SEEDLINGS by Matthew Brown one Just exploded from their bombs, ball-and-chain acorns still attached, something about white oak seedlings felt like a quintessential expression for me. I wanted to see them and have them be seen. I dug them easily at vacant land under old oaks and a red wagon corralled them to be my own. The puzzle-fit scallops and sinuses of leaves, adjacent, tessellated whorls, almost corals, covered two feet of square ground next to my parents' stoop. These were my first book of poems. They embarrassed my sisters. But Mom and Dad held silent thinking perhaps what little trouble this was compared to what might be. two This stump in the forest let me think of that time. A mountain miniaturized, shining with verdant, incarnadine wintergreen; open-palmed seedlings. Cedar groves of club moss finger these fungus cushions on an organpipe of branches. Congregations of mosses wave colored placards at the subtle eye up all its sides. Nearly an interior, a mirror of an interior landscape, it's no creation of mine. three There was the albino horsechestnut in a flowerpot some kid brought for show-and-tell or maybe it was the teacher but it came out that this ghost of a shroom-colored chestnut, still drawing on its umbilical nut, could not long live – for unlike Johnny Winter, who was not heard of yet, Johnny that albino man who in his cloud of hair stroked a guitar blue as his foxfire eyes into the night – it could not go on once the nut emptied. For a tree unlike a man cannot eat, must make food through its skin out of sunlight but without green chlorophyll cannot. Then I began, or rather continued, to meditate on this strange self-contradictory world, the only world I knew.
Matthew Brown has been writing poetry for over 45 years, and is currently enrolled in the master of fine arts program in poetry at Ashland University.

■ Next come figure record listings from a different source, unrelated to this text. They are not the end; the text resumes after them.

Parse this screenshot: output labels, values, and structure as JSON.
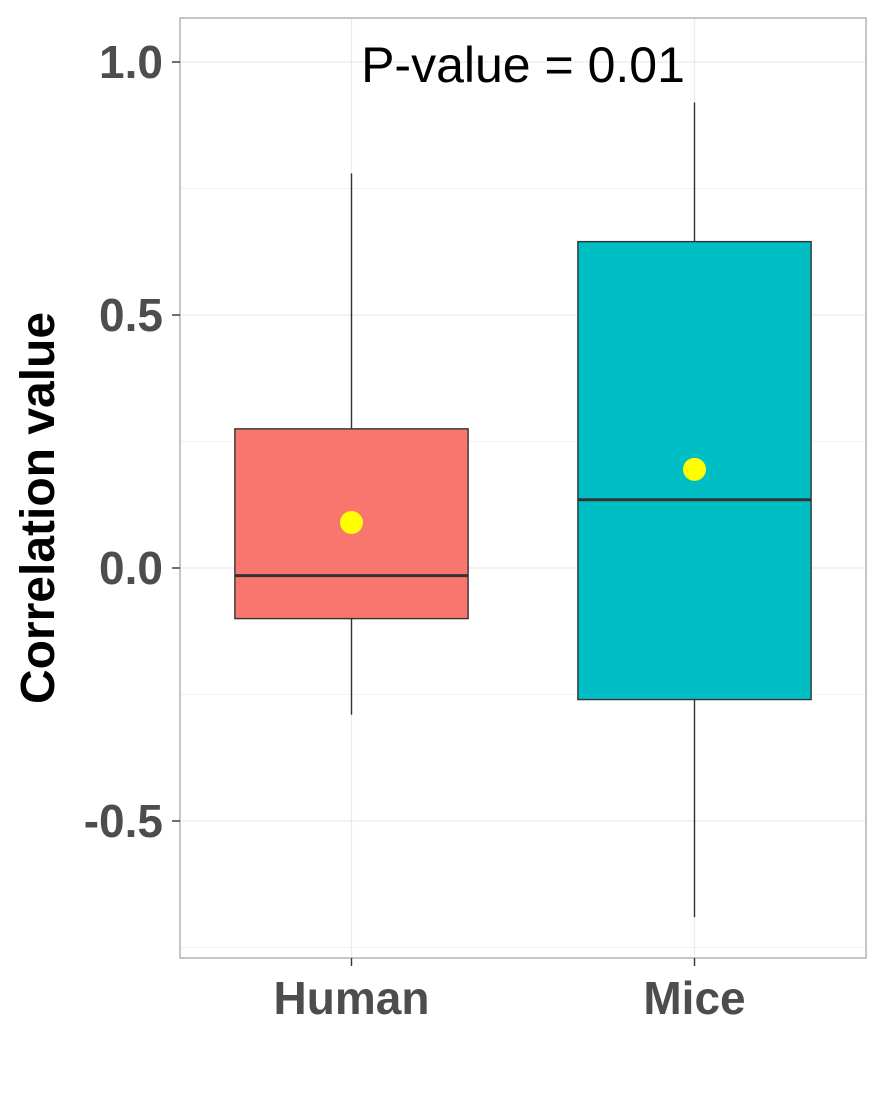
{
  "chart_data": {
    "type": "box",
    "ylabel": "Correlation value",
    "xlabel": "",
    "ylim": [
      -0.77,
      1.08
    ],
    "y_ticks": [
      1.0,
      0.5,
      0.0,
      -0.5
    ],
    "y_tick_labels": [
      "1.0",
      "0.5",
      "0.0",
      "-0.5"
    ],
    "y_minor_ticks": [
      0.75,
      0.25,
      -0.25,
      -0.75
    ],
    "categories": [
      "Human",
      "Mice"
    ],
    "boxes": [
      {
        "category": "Human",
        "whisker_low": -0.29,
        "q1": -0.1,
        "median": -0.015,
        "q3": 0.275,
        "whisker_high": 0.78,
        "mean": 0.09,
        "color": "#F8766D"
      },
      {
        "category": "Mice",
        "whisker_low": -0.69,
        "q1": -0.26,
        "median": 0.135,
        "q3": 0.645,
        "whisker_high": 0.92,
        "mean": 0.195,
        "color": "#00BFC4"
      }
    ],
    "mean_marker_color": "#FFFF00",
    "grid": true,
    "annotation": "P-value = 0.01"
  }
}
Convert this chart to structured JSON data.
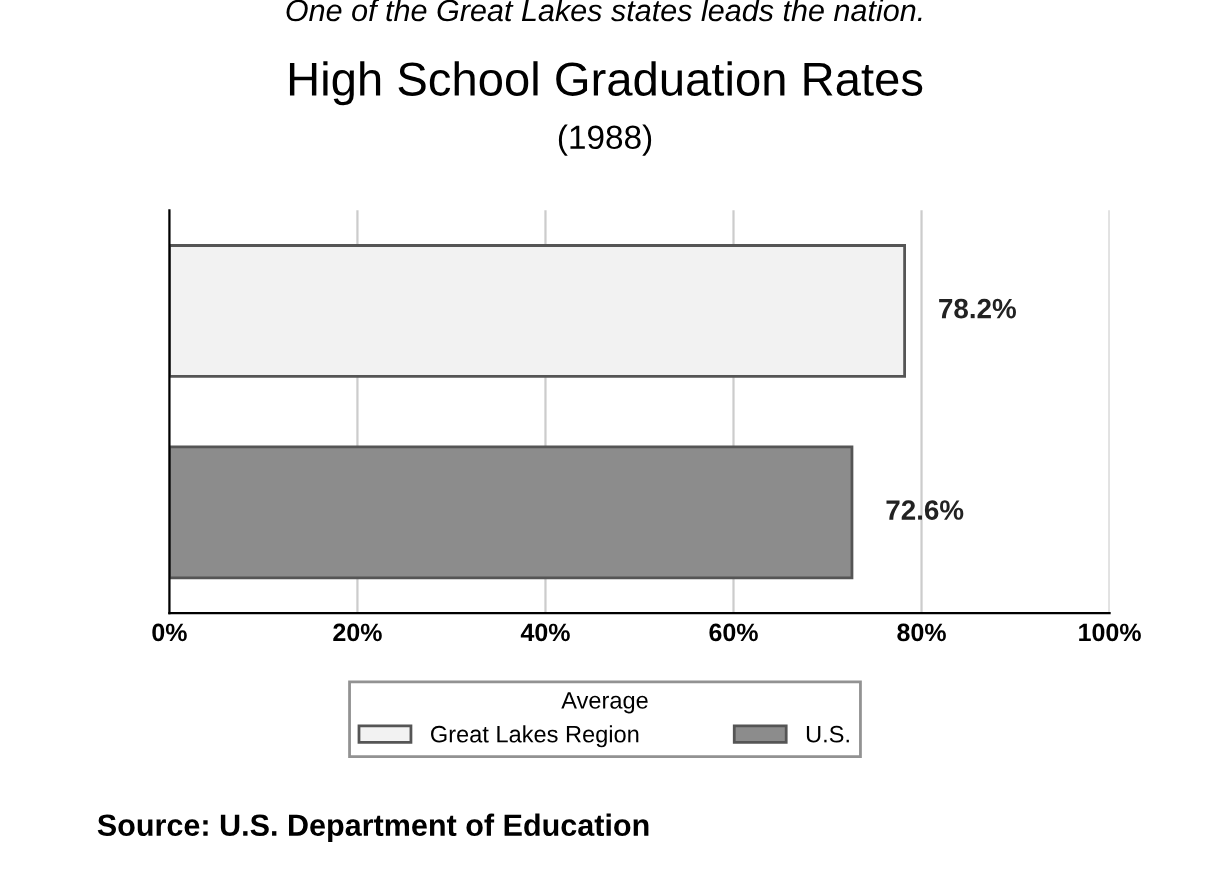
{
  "chart_data": {
    "type": "bar",
    "orientation": "horizontal",
    "title": "High School Graduation Rates",
    "subtitle": "(1988)",
    "categories": [
      null,
      null
    ],
    "series": [
      {
        "name": "Great Lakes Region",
        "color": "#f2f2f2",
        "values": [
          78.2,
          null
        ],
        "value_labels": [
          "78.2%",
          null
        ]
      },
      {
        "name": "U.S.",
        "color": "#8c8c8c",
        "values": [
          null,
          72.6
        ],
        "value_labels": [
          null,
          "72.6%"
        ]
      }
    ],
    "xlim": [
      0,
      100
    ],
    "xticks": [
      {
        "value": 0,
        "label": "0%"
      },
      {
        "value": 20,
        "label": "20%"
      },
      {
        "value": 40,
        "label": "40%"
      },
      {
        "value": 60,
        "label": "60%"
      },
      {
        "value": 80,
        "label": "80%"
      },
      {
        "value": 100,
        "label": "100%"
      }
    ],
    "grid": "x",
    "legend": "bottom",
    "legend_title": "Average",
    "annotations": [
      "One of the Great Lakes states leads the nation.",
      "Source: U.S. Department of Education"
    ]
  }
}
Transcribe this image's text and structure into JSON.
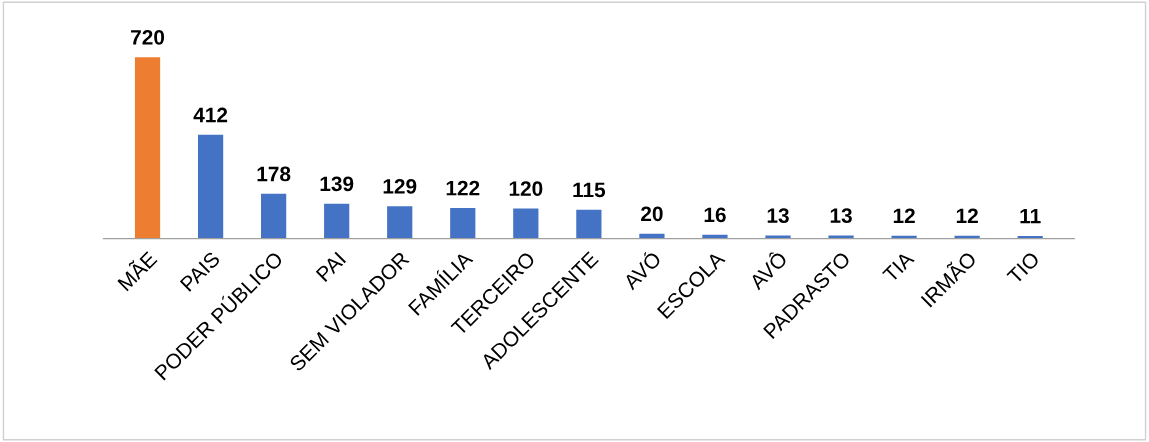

He discovered he had Asperger Syndrome after his daughter told her life story to a college counselor, who then suggested that her dad might have Asperger’s. Online research as well as personal and family reflections confirmed it, although there is no official diagnosis.
This past spring Matthew, with his wife Kay Elizabeth, participated in the first-ever Paris Residency of the Ashland University MFA program with Angie Estes, which was a rewarding and beautiful experience, being only his second time and Kay’s first overseas. He expects to graduate next August.